Les entrepreneurs de Rodrigues sont inquiets. L’une des mesures annoncées dans le budget 2025/26 concerne l’abaissement du seuil d’enregistrement obligatoire à la TVA, qui passera de Rs 6 millions à Rs 3 millions du chiffre d’affaires dès le 1er octobre. Si cette mesure s’inscrit dans la volonté du gouvernement d’élargir l’assiette fiscale pour réduire le déficit budgétaire, son application généralisée suscite de nombreuses interrogations, notamment à Rodrigues, où le tissu économique repose quasi exclusivement sur des micro, petites et moyennes entreprises.
Le secteur touristique, principal moteur de l’économie rodriguaise, est particulièrement concerné. À partir d’octobre, tout opérateur touristique réalisant un chiffre d’affaires supérieur à Rs 3 millions devra se faire enregistrer pour les besoins de la TVA. Pour les petits entrepreneurs locaux, cette réforme fiscale est vécue comme un coup dur. Un entrepreneur dans le secteur touristique fait état de ses appréhensions. « À Maurice, un restaurant passe par des grossistes, tout est standardisé. Ici, à Rodrigues, ce n’est pas le cas. Nous travaillons avec des pêcheurs, des agriculteurs, des artisans locaux. Beaucoup d’entre eux ne sont même pas enregistrés à la MRA. Ils ne savent peut-être même pas ce que c’est », fait-il ressortir. Selon lui, la nouvelle règle au sujet de la TVA va forcer les petits opérateurs à se tourner vers des fournisseurs mauriciens ou étrangers pour pouvoir récupérer la TVA, abandonnant au passage les producteurs locaux. « Les touristes viennent à Rodrigues pour retrouver des produits frais, goûter aux saveurs locales, acheter des objets faits main, pas pour manger du surgelé ou des produits industriels. Nous risquons de casser cette authenticité qui fait notre force », laisse-t-on entendre avec regrets.
L’autre conséquence immédiate de cette mesure est la hausse prévisible des prix pour les consommateurs, rodriguais comme touristes. « Les produits locaux sont déjà plus chers que les produits importés. Les crevettes fraîches coûtent plus cher que celles congelées. Les légumes du coin, c’est pareil : il y a la cueillette, la transformation, la main d’œuvre. Avec la TVA, ce sera encore plus cher », explique un exploitant touristique. Il indique également que Rodrigues subit déjà une double peine : « Tout ce qui vient de Maurice est plus cher à cause du fret. Les importateurs rodriguais ajoutent leur marge. Donc, les produits surgelés ou industriels ne sont pas forcément bon marché non plus. Et si nous poussons les opérateurs à acheter davantage à l’extérieur pour récupérer la TVA, les prix vont grimper encore plus. »
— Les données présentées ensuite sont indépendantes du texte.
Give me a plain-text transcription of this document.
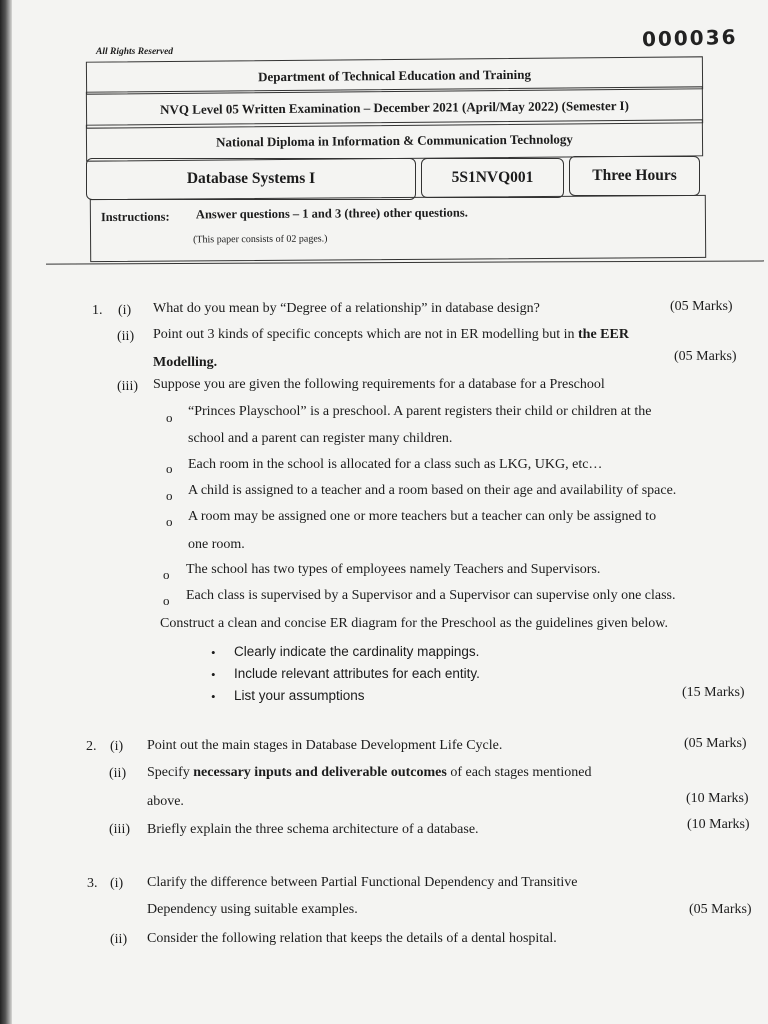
000036
All Rights Reserved
Department of Technical Education and Training
NVQ Level 05 Written Examination – December 2021 (April/May 2022) (Semester I)
National Diploma in Information & Communication Technology
Database Systems I	5S1NVQ001	Three Hours
Instructions: Answer questions – 1 and 3 (three) other questions.
(This paper consists of 02 pages.)
1. (i) What do you mean by “Degree of a relationship” in database design?	(05 Marks)
(ii) Point out 3 kinds of specific concepts which are not in ER modelling but in the EER
Modelling.	(05 Marks)
(iii) Suppose you are given the following requirements for a database for a Preschool
o “Princes Playschool” is a preschool. A parent registers their child or children at the
school and a parent can register many children.
o Each room in the school is allocated for a class such as LKG, UKG, etc…
o A child is assigned to a teacher and a room based on their age and availability of space.
o A room may be assigned one or more teachers but a teacher can only be assigned to
one room.
o The school has two types of employees namely Teachers and Supervisors.
o Each class is supervised by a Supervisor and a Supervisor can supervise only one class.
Construct a clean and concise ER diagram for the Preschool as the guidelines given below.
• Clearly indicate the cardinality mappings.
• Include relevant attributes for each entity.
• List your assumptions	(15 Marks)
2. (i) Point out the main stages in Database Development Life Cycle.	(05 Marks)
(ii) Specify necessary inputs and deliverable outcomes of each stages mentioned
above.	(10 Marks)
(iii) Briefly explain the three schema architecture of a database.	(10 Marks)
3. (i) Clarify the difference between Partial Functional Dependency and Transitive
Dependency using suitable examples.	(05 Marks)
(ii) Consider the following relation that keeps the details of a dental hospital.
Le risque est également social. Avec des coûts qui augmentent, les petites entreprises pourraient être contraintes de réduire leurs effectifs. « Si nous devons payer la TVA et que nous ne pouvons pas répercuter les prix sur les clients, nous serons obligés de réduire les charges. Cela veut dire moins d’emplois créés, ou des suppressions de postes », met-on en garde. Il ajoute que l’impact dépasse le simple secteur touristique : « À Rodrigues, tout est lié au tourisme. L’agriculture, la pêche, l’artisanat… Quand un chalet ou un petit hôtel achète des fruits, du poisson ou de la viande locale, c’est toute une chaîne économique qui vit de cela. Si les opérateurs se tournent vers des fournisseurs industrialisés pour s’aligner sur la logique TVA, c’est tout un écosystème qui s’effondre. »
Il regrette un manque de concertation avec les opérateurs rodriguais avant l’annonce de cette réforme. « Le gouvernement est dans une situation budgétaire difficile, nous le comprenons. Mais il faut adapter les règles à la réalité locale. À Maurice, il y a de grandes entreprises, des chaînes hôtelières, de gros importateurs. Ici, à Rodrigues, c’est différent : ce sont des petites structures familiales, des micro-entreprises », poursuit-on.
Il lance un appel : « Nous ne demandons pas d’être exemptés de tout, mais qu’il y ait un dialogue, une réflexion spécifique pour Rodrigues. Car cela représente une menace à ce qui fait la beauté et l’authenticité de l’île. » Les opérateurs locaux espèrent encore un assouplissement ou des mesures d’accompagnement avant l’entrée en vigueur de cette nouvelle réglementation fiscale en octobre prochain.